A few days ago I had a dream that President Obama asked me to be Secretary of State. This came at a time when I was feeling disheartened by the cost and logistics of purchasing land. Even purchasing on Contract for Deed or Rent To Own seemed beyond our financial abilities. Knowing that one day I would want to live in the country, have a lot of animals and room I was feeling like my dream could never be a reality–at least not while the children were young enough to grow up on a farm.
That night I had a dream. President Obama asked me to be Secretary of State. I was so excited. I was to be his right hand and travel and be very influential. My parents were happy and proud as were my in-laws. Then I thought about my children. The long hours they would be without their mother and the exhaustion. I imagined them growing up without me. I thought about my farm. And I turned the President down.

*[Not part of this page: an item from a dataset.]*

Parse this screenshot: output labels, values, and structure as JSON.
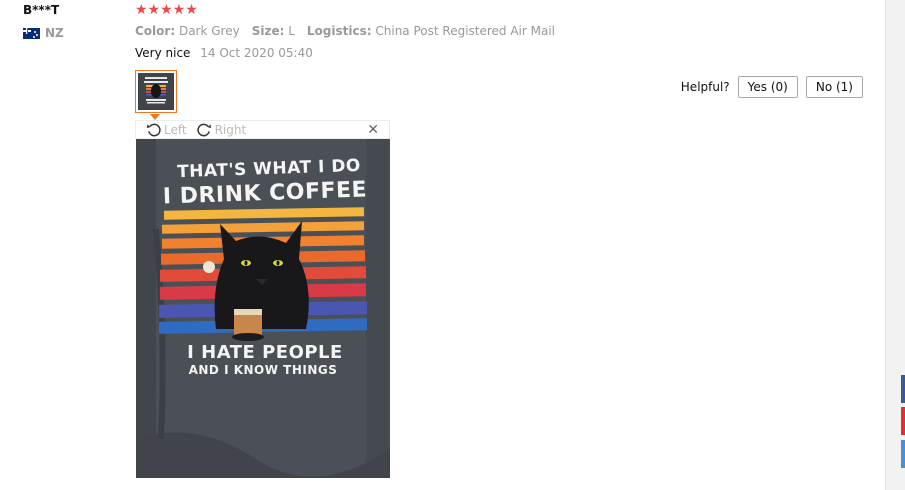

I think sometimes the Lord send us dreams to warn us of a wrong path (I have had these dreams before) but also at times he encourages us. I felt this dream was meant to be an encouragement that the work I am doing as a mother, including our lifestyle as farmers with a focus on sustainable and simple living was vastly important. Even an appointment from the President couldn’t replace the work the Lord appointed for me. I believe that the Lord has our best interests at heart and that he will guide us and bring us to where we should be at the right time. The dream was definitely an encouragement.